Police lawsuit files might be opened
By David Waite
Advertiser Courts Writer
A federal magistrate judge yesterday said she is inclined to rule in favor of a request to make public the court records pertaining to a civil lawsuit filed by a veteran police officer who has accused the Honolulu Police Department's super-secret Criminal Intelligence Unit of corruption and misconduct.
Magistrate Leslie Kobayashi told lawyers for the city as well as The Advertiser, which filed the request to open the records, that she wants to review the arguments made by both sides and expects to rule shortly.
The lawsuit was filed by Kenneth Kamakana, a 29-year HPD veteran who has been decorated several times for his investigations of organized crime involvement in narcotics trafficking.

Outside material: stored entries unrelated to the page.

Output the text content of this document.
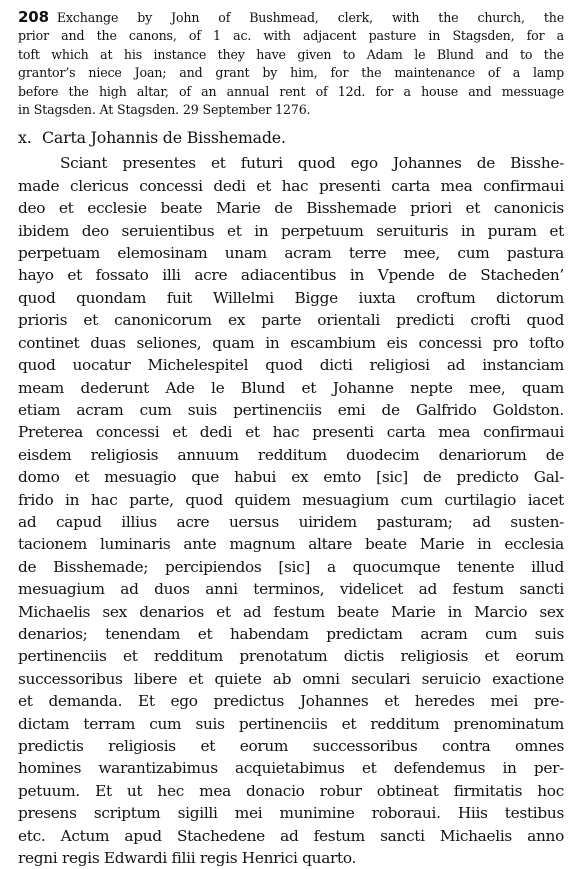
208 Exchange by John of Bushmead, clerk, with the church, the
prior and the canons, of 1 ac. with adjacent pasture in Stagsden, for a
toft which at his instance they have given to Adam le Blund and to the
grantor’s niece Joan; and grant by him, for the maintenance of a lamp
before the high altar, of an annual rent of 12d. for a house and messuage
in Stagsden. At Stagsden. 29 September 1276.
x. Carta Johannis de Bisshemade.
Sciant presentes et futuri quod ego Johannes de Bisshe-
made clericus concessi dedi et hac presenti carta mea confirmaui
deo et ecclesie beate Marie de Bisshemade priori et canonicis
ibidem deo seruientibus et in perpetuum seruituris in puram et
perpetuam elemosinam unam acram terre mee, cum pastura
hayo et fossato illi acre adiacentibus in Vpende de Stacheden’
quod quondam fuit Willelmi Bigge iuxta croftum dictorum
prioris et canonicorum ex parte orientali predicti crofti quod
continet duas seliones, quam in escambium eis concessi pro tofto
quod uocatur Michelespitel quod dicti religiosi ad instanciam
meam dederunt Ade le Blund et Johanne nepte mee, quam
etiam acram cum suis pertinenciis emi de Galfrido Goldston.
Preterea concessi et dedi et hac presenti carta mea confirmaui
eisdem religiosis annuum redditum duodecim denariorum de
domo et mesuagio que habui ex emto [sic] de predicto Gal-
frido in hac parte, quod quidem mesuagium cum curtilagio iacet
ad capud illius acre uersus uiridem pasturam; ad susten-
tacionem luminaris ante magnum altare beate Marie in ecclesia
de Bisshemade; percipiendos [sic] a quocumque tenente illud
mesuagium ad duos anni terminos, videlicet ad festum sancti
Michaelis sex denarios et ad festum beate Marie in Marcio sex
denarios; tenendam et habendam predictam acram cum suis
pertinenciis et redditum prenotatum dictis religiosis et eorum
successoribus libere et quiete ab omni seculari seruicio exactione
et demanda. Et ego predictus Johannes et heredes mei pre-
dictam terram cum suis pertinenciis et redditum prenominatum
predictis religiosis et eorum successoribus contra omnes
homines warantizabimus acquietabimus et defendemus in per-
petuum. Et ut hec mea donacio robur obtineat firmitatis hoc
presens scriptum sigilli mei munimine roboraui. Hiis testibus
etc. Actum apud Stachedene ad festum sancti Michaelis anno
regni regis Edwardi filii regis Henrici quarto.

He was transferred out of the Criminal Intelligence Unit last year after he reported evidence of wrongdoing in the unit to the FBI.

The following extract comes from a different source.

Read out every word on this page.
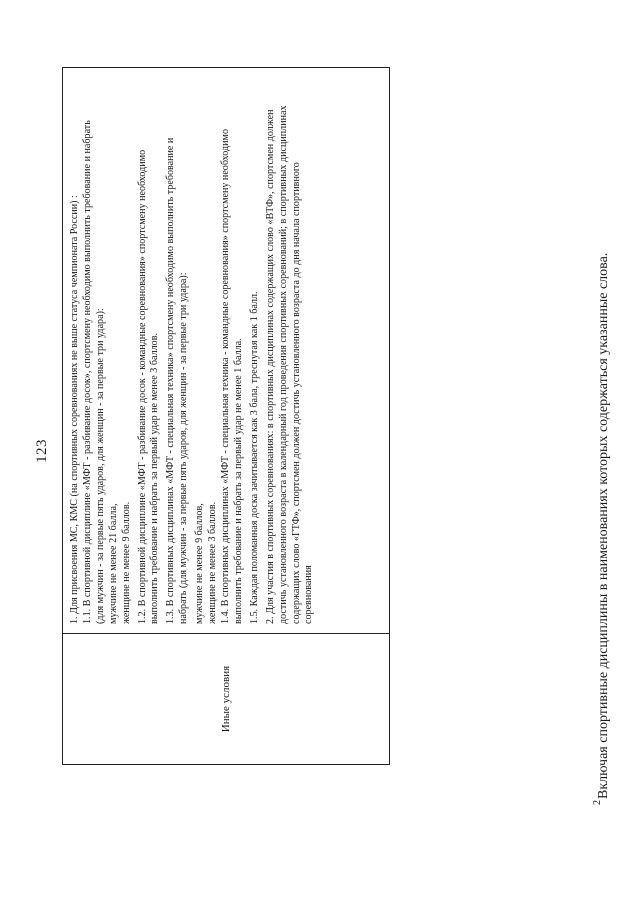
123
Иные условия

1. Для присвоения МС, КМС (на спортивных соревнованиях не выше статуса чемпионата России) : 1.1. В спортивной дисциплине «МФТ - разбивание досок», спортсмену необходимо выполнить требование и набрать (для мужчин - за первые пять ударов, для женщин - за первые три удара): мужчине не менее 21 балла, женщине не менее 9 баллов. 1.2. В спортивной дисциплине «МФТ - разбивание досок - командные соревнования» спортсмену необходимо выполнить требование и набрать за первый удар не менее 3 баллов. 1.3. В спортивных дисциплинах «МФТ - специальная техника» спортсмену необходимо выполнить требование и набрать (для мужчин - за первые пять ударов, для женщин - за первые три удара): мужчине не менее 9 баллов, женщине не менее 3 баллов. 1.4. В спортивных дисциплинах «МФТ - специальная техника - командные соревнования» спортсмену необходимо выполнить требование и набрать за первый удар не менее 1 балла. 1.5. Каждая поломанная доска зачитывается как 3 бала, треснутая как 1 балл. 2. Для участия в спортивных соревнованиях: в спортивных дисциплинах содержащих слово «ВТФ», спортсмен должен достичь установленного возраста в календарный год проведения спортивных соревнований; в спортивных дисциплинах содержащих слово «ГТФ», спортсмен должен достичь установленного возраста до дня начала спортивного соревнования

$^2$Включая спортивные дисциплины в наименованиях которых содержаться указанные слова.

The HPD Internal Affairs office also began civil and administrative investigations of Kamakana for turning over police files to the FBI and U.S. Attorney's office. Kamakana's lawsuit claims those investigations were retaliation for his whistleblowing.
Jerold Matayoshi, the city's lawyer in the case, told Kobayashi the files should remain closed because lawyers for the city and Kamakana agreed the records would be kept from public view. At the very least, Kobayashi should review the court records in private and decide which, if any, should be made public, Matayoshi said. Much of what is contained in the court files will become public if the case goes to trial, Matayoshi said.
But Jeff Portnoy, the Advertiser's lawyer, said there is a common-law presumption that court files are public and that the city has failed to establish "good cause" for keeping the court files from public view.